His trawling among veterans yielded the 91-year-old ex-Army private Stanley Coombe, whom Mr Cundall brought out with him to Burma on his current visit, and who claimed last week that they were digging in the wrong place.

"Stanley claimed he had seen six Spitfires being buried," Mr Win said, "and it stuck in his memory because they were such large crates." He was the first real eye-witness they had located – but the fact that he was the only one troubled Mr Win. "I thought, this still sounds far-fetched: why is it that only one person saw the burial?

"In 1997, I contacted Brigadier Derrick Baynham, who had been the aide-de-camp to Reginald Dorman-Smith, the British governor of Burma at the end of the war. He had been an officer in the Special Operations Executive and he said, 'This story cannot be true. I would have known about it. I would have seen documents.' So you had people like him, at a high level, saying 'This is not possible,' and the only person saying yes was a private."

Relations between the two men foundered in 2000 when Mr Win says Mr Cundall dumped him in Rangoon and vanished. "He left me stranded. He ran out of money and said he was going back to the UK to get some. I waited for him for eight days in a service apartment in Rangoon, and I couldn't contact him. Finally, I realised he wasn't coming back." He says he paid the accommodation bill of £5,500 out of his own pocket then spent years trying to get the money back.

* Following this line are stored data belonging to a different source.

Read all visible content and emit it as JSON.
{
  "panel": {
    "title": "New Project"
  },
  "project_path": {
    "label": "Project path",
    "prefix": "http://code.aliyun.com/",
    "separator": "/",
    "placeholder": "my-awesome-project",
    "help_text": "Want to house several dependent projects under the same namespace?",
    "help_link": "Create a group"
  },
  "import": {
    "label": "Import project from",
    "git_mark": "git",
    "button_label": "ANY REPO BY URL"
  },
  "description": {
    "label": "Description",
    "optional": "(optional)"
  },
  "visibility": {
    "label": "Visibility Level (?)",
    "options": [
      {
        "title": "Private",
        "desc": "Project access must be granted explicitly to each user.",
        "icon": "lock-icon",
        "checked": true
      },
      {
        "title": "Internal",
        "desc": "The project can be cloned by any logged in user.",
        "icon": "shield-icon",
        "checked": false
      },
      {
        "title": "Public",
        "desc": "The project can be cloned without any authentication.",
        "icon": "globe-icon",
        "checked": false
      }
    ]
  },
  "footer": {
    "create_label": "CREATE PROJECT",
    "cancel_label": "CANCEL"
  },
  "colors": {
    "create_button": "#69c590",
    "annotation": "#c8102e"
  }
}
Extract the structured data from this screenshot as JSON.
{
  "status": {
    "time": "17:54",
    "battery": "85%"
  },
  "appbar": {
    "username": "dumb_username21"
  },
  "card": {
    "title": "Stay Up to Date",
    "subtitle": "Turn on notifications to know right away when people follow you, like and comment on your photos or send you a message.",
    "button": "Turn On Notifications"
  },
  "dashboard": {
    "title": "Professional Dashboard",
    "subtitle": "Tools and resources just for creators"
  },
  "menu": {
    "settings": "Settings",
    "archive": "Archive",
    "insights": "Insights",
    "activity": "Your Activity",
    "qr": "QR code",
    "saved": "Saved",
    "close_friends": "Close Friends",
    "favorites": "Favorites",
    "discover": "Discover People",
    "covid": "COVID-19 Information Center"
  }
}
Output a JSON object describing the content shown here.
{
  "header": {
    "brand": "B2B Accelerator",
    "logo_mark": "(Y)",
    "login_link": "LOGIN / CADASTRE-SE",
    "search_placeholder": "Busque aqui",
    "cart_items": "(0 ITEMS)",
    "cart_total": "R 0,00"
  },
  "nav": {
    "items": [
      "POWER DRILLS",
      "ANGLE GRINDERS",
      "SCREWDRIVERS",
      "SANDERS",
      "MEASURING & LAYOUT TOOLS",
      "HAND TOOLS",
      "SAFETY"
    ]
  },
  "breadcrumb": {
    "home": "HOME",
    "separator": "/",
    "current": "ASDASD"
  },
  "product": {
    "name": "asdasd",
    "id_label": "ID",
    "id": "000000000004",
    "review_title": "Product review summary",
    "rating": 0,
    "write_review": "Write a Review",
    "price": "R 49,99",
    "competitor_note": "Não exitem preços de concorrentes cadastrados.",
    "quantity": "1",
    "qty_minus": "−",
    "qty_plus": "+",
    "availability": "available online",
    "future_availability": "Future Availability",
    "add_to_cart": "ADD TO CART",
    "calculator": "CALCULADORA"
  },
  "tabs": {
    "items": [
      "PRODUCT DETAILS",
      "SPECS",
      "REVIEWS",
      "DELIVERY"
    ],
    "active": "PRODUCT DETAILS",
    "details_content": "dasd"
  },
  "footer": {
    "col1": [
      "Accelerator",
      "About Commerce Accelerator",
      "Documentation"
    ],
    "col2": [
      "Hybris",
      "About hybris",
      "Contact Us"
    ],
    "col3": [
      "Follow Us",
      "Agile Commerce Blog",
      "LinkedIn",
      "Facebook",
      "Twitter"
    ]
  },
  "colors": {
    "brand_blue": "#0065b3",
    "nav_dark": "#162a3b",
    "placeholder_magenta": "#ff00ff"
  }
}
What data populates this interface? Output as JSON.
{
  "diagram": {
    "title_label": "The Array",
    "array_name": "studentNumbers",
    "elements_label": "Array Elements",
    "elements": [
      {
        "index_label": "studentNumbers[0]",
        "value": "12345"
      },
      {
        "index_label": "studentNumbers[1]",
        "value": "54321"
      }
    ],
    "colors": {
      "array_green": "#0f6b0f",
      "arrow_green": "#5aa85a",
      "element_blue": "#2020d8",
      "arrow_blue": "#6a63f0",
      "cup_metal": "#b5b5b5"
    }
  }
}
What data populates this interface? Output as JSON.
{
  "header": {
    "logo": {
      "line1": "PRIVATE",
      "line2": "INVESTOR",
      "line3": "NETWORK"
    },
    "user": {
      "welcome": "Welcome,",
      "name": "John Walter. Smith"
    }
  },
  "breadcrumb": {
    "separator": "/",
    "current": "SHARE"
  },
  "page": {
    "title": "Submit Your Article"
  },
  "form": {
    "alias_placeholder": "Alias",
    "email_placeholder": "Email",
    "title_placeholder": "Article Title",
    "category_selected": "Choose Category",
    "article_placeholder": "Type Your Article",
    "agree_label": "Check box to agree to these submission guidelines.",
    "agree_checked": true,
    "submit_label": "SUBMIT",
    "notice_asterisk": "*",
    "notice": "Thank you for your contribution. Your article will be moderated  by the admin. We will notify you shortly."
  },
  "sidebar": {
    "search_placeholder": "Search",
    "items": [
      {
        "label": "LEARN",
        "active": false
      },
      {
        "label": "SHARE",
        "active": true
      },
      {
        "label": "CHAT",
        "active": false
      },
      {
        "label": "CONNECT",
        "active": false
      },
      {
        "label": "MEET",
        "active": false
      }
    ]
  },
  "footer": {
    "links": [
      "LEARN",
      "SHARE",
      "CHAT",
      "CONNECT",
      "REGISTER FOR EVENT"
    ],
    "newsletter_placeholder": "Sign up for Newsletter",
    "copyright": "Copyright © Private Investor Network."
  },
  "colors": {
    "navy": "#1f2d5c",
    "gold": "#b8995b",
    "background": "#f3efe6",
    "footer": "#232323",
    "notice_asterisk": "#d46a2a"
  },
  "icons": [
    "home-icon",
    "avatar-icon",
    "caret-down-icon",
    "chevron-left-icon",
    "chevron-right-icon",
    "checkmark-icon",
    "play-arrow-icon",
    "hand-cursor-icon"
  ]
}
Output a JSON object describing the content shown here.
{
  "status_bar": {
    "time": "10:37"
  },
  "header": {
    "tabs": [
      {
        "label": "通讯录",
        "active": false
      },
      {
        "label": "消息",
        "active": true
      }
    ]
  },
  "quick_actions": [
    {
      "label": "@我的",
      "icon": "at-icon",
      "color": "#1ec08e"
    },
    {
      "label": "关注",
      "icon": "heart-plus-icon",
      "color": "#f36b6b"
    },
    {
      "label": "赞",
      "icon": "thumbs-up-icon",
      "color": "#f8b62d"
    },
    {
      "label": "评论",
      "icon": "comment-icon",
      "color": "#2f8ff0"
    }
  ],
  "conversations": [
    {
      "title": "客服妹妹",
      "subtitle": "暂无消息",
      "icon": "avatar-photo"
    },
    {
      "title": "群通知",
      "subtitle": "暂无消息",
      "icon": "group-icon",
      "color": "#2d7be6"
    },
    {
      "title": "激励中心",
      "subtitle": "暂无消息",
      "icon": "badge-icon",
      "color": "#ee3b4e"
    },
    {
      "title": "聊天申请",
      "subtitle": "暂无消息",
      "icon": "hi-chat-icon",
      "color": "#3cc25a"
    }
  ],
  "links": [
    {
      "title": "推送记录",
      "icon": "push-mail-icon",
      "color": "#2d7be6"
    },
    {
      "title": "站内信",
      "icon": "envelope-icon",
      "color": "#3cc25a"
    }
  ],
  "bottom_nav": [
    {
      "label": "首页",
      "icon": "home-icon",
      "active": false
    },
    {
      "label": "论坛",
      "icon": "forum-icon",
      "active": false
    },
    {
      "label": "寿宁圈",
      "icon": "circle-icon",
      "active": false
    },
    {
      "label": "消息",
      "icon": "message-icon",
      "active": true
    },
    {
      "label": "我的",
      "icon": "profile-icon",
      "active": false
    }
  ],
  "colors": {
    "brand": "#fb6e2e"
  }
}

Another disenchanted former collaborator has a similar story. Malcolm Weale is a geophysicist and aviation archaeologist who runs a Norfolk-based company called Geofizz Ltd. "I met Mr Cundall in 2004 after I was involved in a dig for a Hurricane in London," he says. "I was out in Burma with his team for about a month, but I was pretty much left stranded: they just cleared off, leaving me with a debt of several thousand pounds to pay. I had to do a bunk from the hotel early in the morning."

During his work with Mr Cundall in Burma, he said, "we got some very interesting readings, but they could be lots of other things – buried pipes, metals and so on: you always pick up anomalies at an airfield.

"David seems a little bit erratic: he runs from pillar to post, promising things to many different people. He's a dreamer – he wants to make himself out to be a bit of an Indiana Jones. Myself, I'm very, very sceptical about the story."

By contrast, Keith Win still believes the search could yield results. "I think there might be two or three Spitfires, probably crashed," he said.

"They were used in that theatre. There are three airfields to look in… The game's not over yet."